An extremely do-able job
When the new president of the Confederation of Indian Industry took charge last fortnight, he reportedly made the following observation: "While the flow of direct foreign investment is important, what is more important is that employment generation must be ensured in the country". Then -- and this is even more important -- he went on to explain the strategic choice that had to be made for the kind of job creation he had in mind. He said, for instance, that if a 0.5 million tonne paper industry imported its pulp it could create only 600 new jobs. But if the same paper industry worked with farmers and tribals to grow its wood, then, instead of a mere handful, it could create another 0.3 million jobs.
This indeed is the crux of the noise on inclusive growth. Currently, economic growth does not lead necessarily to growth for all. The fact is that, in the last decade, even as the rate of growth of our Gross Domestic Product has increased, the growth in jobs has declined. Between 1994 and 2000, the rate of growth in employment fell to 1.07 per cent per annum as compared to 2.7 per cent per annum per year during the 1980s -- this when, in the same period, the rate of economic growth increased. We should not be surprised. The formal industrial sector has never been a rock-solid, or even steady, provider of employment in the country; with changes in scale and increasing mechanisation, its contribution is declining further.
But we must understand that this syndrome of jobless growth plagues us because we are wilfully making choices that manufacture unemployment and poverty. It is clear that while the role of big and powerful business in creating employment is limited, it is not necessary this has to be so. But for this to occur, big business -- and government -- must realise that finding jobs in India will demand a change in the way we do business.
The fact also is that the biggest employment opportunity in India lies in building productive and sustainable livelihoods based on its vast natural resources. The potential is enormous -- from planting trees for pulp to rearing animals for dairy farming to rearing worms for silk and growing medicinal plants for pharmaceutical companies.
But in each of these employment options, there will be tough but strategic policy decisions, which will need to be taken. Let us be clear. Governments and business will need much more than paper programmes and political platitudes to make this job business work.
A study of the pulp and paper sector by the Centre for Science and Environment shows that trees planted for the pulp and paper sector in India can provide a fascinating model of growth with jobs in the country. Roughly 1.1 million hectares of land are required to supply the requisite 5 million tonnes of raw material to the industry currently. This, in turn, could provide employment to over 0.55 million farming families in growing wood and harvesting wood in a sustainable manner.
But this means that government policy will have to promote the use of wood grown by farmers on private land, or by communities on degraded forestland. It also means that the Indian government cannot allow large-scale concessions on forest land to industry, for such a move will immediately distort the market for farmer and community-grown wood.
But such imperatives create a very specific demand: the governments at the Centre and states will have to reorient their environmental policies from conservation to sustainable utilisation. For instance, there are many legal constraints that prohibit people from growing, transporting and marketing trees. These legal provisions are designed to protect forests, but they restrict people from regenerating forests.
Another telling instance: the Indian government has identified bamboo cultivation and its products as an important contributor to employment. Excellent indeed. But what the Centre fails to comprehend is that the law, in most parts of the country, does not allow people to grow and market bamboo. The forest department is still struggling to define whether bamboo is a grass (which people can then harvest, market and build enterprises out of) or a tree (which then gives government the monopoly over its sale). All in all, the situation is such that growing bamboo for cultivation and enterprise is not profitable unless farmers bribe their way up the chain, which then makes their transaction costs prohibitive. Yet another: government says that silkworm rearing is the employment creator of the future. But it has not done anything about the fact that, in certain states, even owning a silk worm, or a cocoon or even raw silk, is illegal under the law, unless the venture is fully licensed. The list can go on and on. And all the examples point to a single need: to restructure rural economies so that people can participate in the business of growth.

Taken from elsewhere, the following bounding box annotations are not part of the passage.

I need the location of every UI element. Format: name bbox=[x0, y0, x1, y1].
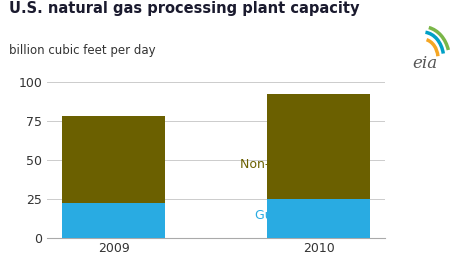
Text: Gulf Coast: Gulf Coast bbox=[255, 209, 321, 222]
Text: billion cubic feet per day: billion cubic feet per day bbox=[9, 44, 156, 57]
Text: eia: eia bbox=[412, 55, 437, 72]
Bar bbox=[267, 199, 370, 238]
Bar bbox=[63, 116, 165, 203]
Text: Non-Gulf Coast: Non-Gulf Coast bbox=[241, 158, 336, 171]
Bar bbox=[267, 94, 370, 199]
Bar bbox=[63, 203, 165, 238]
Text: U.S. natural gas processing plant capacity: U.S. natural gas processing plant capaci… bbox=[9, 1, 360, 16]
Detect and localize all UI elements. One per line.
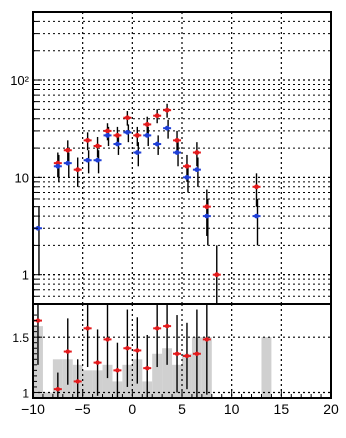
top-marker-point — [214, 272, 220, 278]
top-marker-point — [85, 137, 91, 143]
ratio-marker-point — [164, 323, 170, 329]
ratio-bar — [82, 370, 93, 398]
top-marker-point — [164, 125, 170, 131]
ratio-panel-markers — [33, 318, 211, 392]
top-panel-markers — [33, 107, 261, 278]
top-marker-point — [204, 213, 210, 219]
top-marker-point — [174, 150, 180, 155]
ratio-bar — [152, 353, 163, 398]
x-tick-label: −5 — [75, 401, 91, 417]
top-marker-point — [124, 129, 130, 135]
ratio-marker-point — [174, 351, 180, 356]
top-marker-point — [85, 157, 91, 163]
ratio-marker-point — [145, 365, 150, 371]
top-marker-point — [204, 204, 210, 210]
ratio-marker-point — [125, 346, 130, 351]
top-marker-point — [75, 167, 81, 173]
x-axis-ticks: −10 −5 0 5 10 15 20 — [21, 389, 339, 417]
top-marker-point — [164, 107, 170, 113]
x-tick-label: 5 — [178, 401, 186, 417]
ratio-marker-point — [194, 351, 200, 356]
ratio-y-tick-label: 1 — [22, 386, 29, 400]
top-marker-point — [194, 150, 200, 155]
ratio-marker-point — [105, 337, 110, 342]
ratio-bar — [162, 348, 173, 398]
top-y-tick-label: 10² — [10, 73, 29, 88]
x-tick-label: 15 — [274, 401, 290, 417]
top-y-tick-label: 1 — [22, 268, 29, 283]
x-tick-label: 20 — [323, 401, 339, 417]
top-marker-point — [194, 167, 200, 173]
top-marker-point — [55, 163, 61, 169]
x-tick-label: 10 — [224, 401, 240, 417]
top-y-tick-label: 10 — [15, 170, 29, 185]
top-marker-point — [134, 150, 140, 155]
top-marker-point — [115, 132, 120, 138]
ratio-marker-point — [204, 337, 210, 342]
ratio-marker-point — [35, 318, 41, 323]
ratio-panel-grid — [33, 304, 331, 398]
top-marker-point — [144, 122, 150, 127]
top-marker-point — [184, 174, 190, 180]
ratio-bar — [42, 392, 53, 398]
x-tick-label: −10 — [21, 401, 45, 417]
top-marker-point — [105, 132, 110, 138]
top-marker-point — [254, 213, 259, 219]
top-marker-point — [124, 115, 130, 121]
top-marker-point — [144, 132, 150, 138]
ratio-marker-point — [95, 360, 100, 365]
top-marker-point — [154, 113, 160, 119]
ratio-marker-point — [65, 349, 70, 354]
ratio-marker-point — [115, 368, 120, 373]
top-marker-point — [154, 141, 160, 147]
top-marker-point — [174, 137, 180, 143]
top-marker-point — [105, 128, 110, 134]
ratio-marker-point — [135, 348, 140, 353]
ratio-panel-y-ticks: 11.5 — [12, 314, 42, 400]
top-marker-point — [65, 147, 71, 153]
ratio-marker-point — [184, 353, 190, 359]
ratio-bar — [102, 364, 113, 398]
ratio-marker-point — [75, 379, 80, 384]
top-panel-y-ticks: 1 10 10² — [10, 20, 42, 297]
ratio-marker-point — [154, 326, 160, 331]
ratio-marker-point — [85, 326, 90, 331]
top-marker-point — [65, 160, 71, 166]
top-marker-point — [184, 163, 190, 169]
top-marker-point — [115, 141, 120, 147]
ratio-marker-point — [55, 386, 61, 392]
ratio-bar — [261, 337, 272, 398]
top-marker-point — [95, 143, 100, 149]
x-tick-label: 0 — [128, 401, 136, 417]
top-marker-point — [254, 184, 259, 190]
top-marker-point — [134, 132, 140, 138]
top-panel-grid — [33, 12, 331, 304]
top-marker-point — [95, 157, 100, 163]
ratio-y-tick-label: 1.5 — [12, 331, 29, 345]
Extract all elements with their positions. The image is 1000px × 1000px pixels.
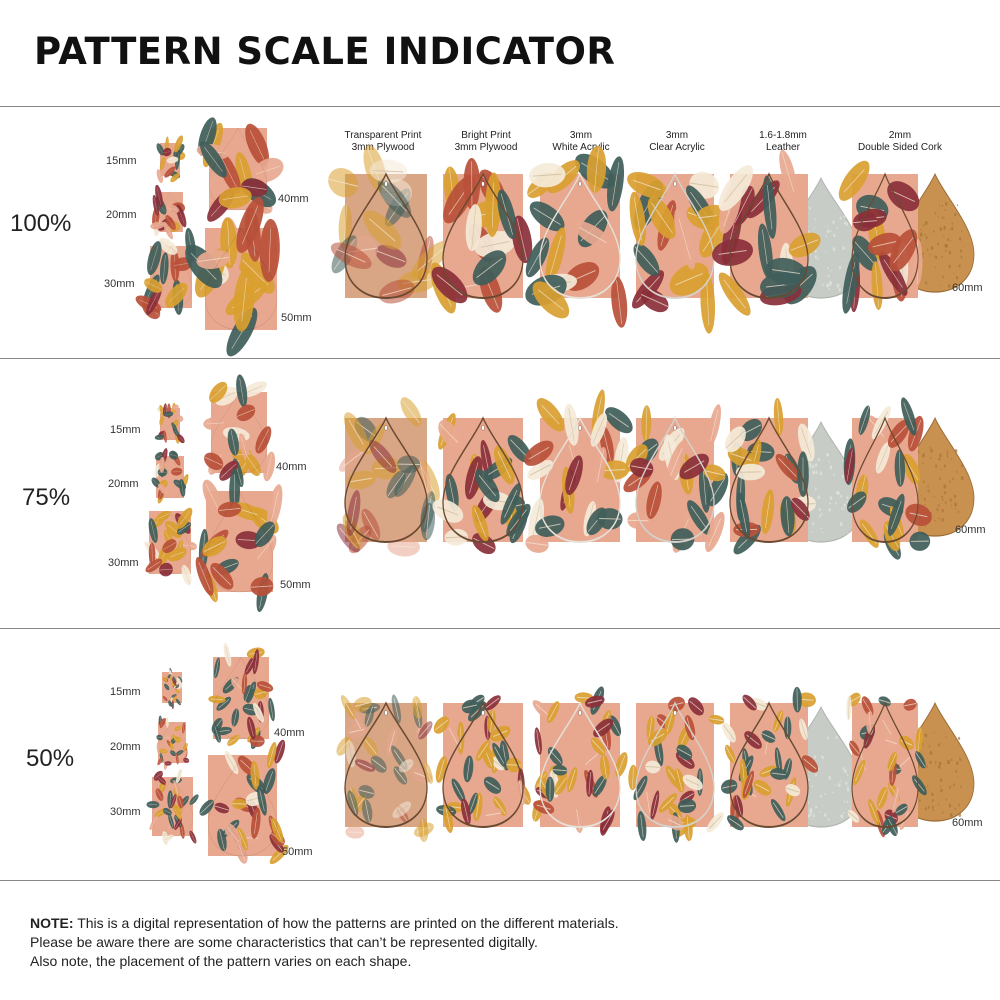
size-label-40mm: 40mm (278, 193, 309, 205)
size-label-20mm: 20mm (110, 741, 141, 753)
size-label-20mm: 20mm (108, 478, 139, 490)
size-label-50mm: 50mm (282, 846, 313, 858)
size-label-30mm: 30mm (110, 806, 141, 818)
earring-sample-20mm (150, 184, 187, 240)
earring-sample-40mm (196, 117, 284, 222)
scale-label: 100% (10, 210, 72, 237)
earring-sample-30mm (144, 507, 197, 586)
material-sample-bright-plywood (432, 413, 532, 555)
size-label-15mm: 15mm (110, 686, 141, 698)
size-label-40mm: 40mm (274, 727, 305, 739)
earring-sample-15mm (154, 402, 185, 444)
material-sample-cork (843, 397, 932, 560)
material-sample-clear-acrylic (623, 404, 729, 553)
earring-sample-30mm (135, 227, 196, 320)
column-header-leather: 1.6-1.8mm Leather (759, 130, 807, 153)
earring-sample-50mm (195, 468, 283, 613)
material-sample-white-acrylic (524, 389, 633, 553)
material-sample-transparent-plywood (336, 397, 440, 557)
material-sample-leather (725, 397, 817, 555)
earring-sample-15mm (156, 135, 186, 184)
earring-sample-15mm (161, 667, 183, 710)
scale-label: 75% (22, 484, 71, 511)
material-sample-clear-acrylic (628, 696, 725, 843)
material-sample-transparent-plywood (336, 694, 434, 843)
earring-sample-50mm (199, 739, 289, 865)
column-header-bright-plywood: Bright Print 3mm Plywood (454, 130, 518, 153)
size-label-60mm: 60mm (952, 817, 983, 829)
divider (0, 628, 1000, 629)
size-label-60mm: 60mm (955, 524, 986, 536)
size-label-50mm: 50mm (280, 579, 311, 591)
column-header-transparent-plywood: Transparent Print 3mm Plywood (344, 130, 422, 153)
material-sample-cork (838, 160, 923, 314)
column-header-clear-acrylic: 3mm Clear Acrylic (649, 130, 705, 153)
size-label-60mm: 60mm (952, 282, 983, 294)
divider (0, 880, 1000, 881)
footer-note: NOTE: This is a digital representation o… (30, 915, 619, 969)
earring-sample-20mm (156, 715, 190, 770)
page-title: PATTERN SCALE INDICATOR (34, 30, 616, 73)
material-sample-white-acrylic (525, 145, 628, 328)
size-label-50mm: 50mm (281, 312, 312, 324)
size-label-30mm: 30mm (108, 557, 139, 569)
material-sample-leather (712, 149, 821, 316)
material-sample-transparent-plywood (328, 145, 450, 304)
size-label-40mm: 40mm (276, 461, 307, 473)
column-header-cork: 2mm Double Sided Cork (858, 130, 942, 153)
earring-sample-50mm (185, 197, 280, 357)
column-header-white-acrylic: 3mm White Acrylic (552, 130, 610, 153)
material-sample-bright-plywood (433, 694, 531, 833)
earring-sample-40mm (203, 374, 276, 488)
earring-sample-40mm (208, 642, 275, 750)
size-label-20mm: 20mm (106, 209, 137, 221)
material-sample-bright-plywood (430, 158, 533, 314)
size-label-15mm: 15mm (106, 155, 137, 167)
material-sample-cork (846, 692, 927, 838)
divider (0, 358, 1000, 359)
size-label-15mm: 15mm (110, 424, 141, 436)
material-sample-leather (721, 686, 819, 831)
scale-label: 50% (26, 745, 75, 772)
earring-sample-20mm (151, 448, 189, 504)
material-sample-clear-acrylic (627, 171, 729, 334)
material-sample-white-acrylic (532, 686, 628, 836)
size-label-30mm: 30mm (104, 278, 135, 290)
divider (0, 106, 1000, 107)
earring-sample-30mm (146, 768, 199, 845)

For this, governments will also have to take the fight to international trade fora. They will have to fight for the small producers and secure their space to compete in international trade. They will have to argue that poor farmers compete in a world of overproduction, and cheap (because heavily subsidised) products. That they over-work the land, over-fertilise it and over-use pesticides to increase production at any cost. In this way, they devalue the land and their labour to compete in unfair terms of trade. In other words, global markets do not allow them to capture the ecological costs of what they produce. Therefore, sustainable agriculture or forestry is not possible, without removing distorting subsidies in the North.
This business of true growth is a do-able job. But it will need to be done.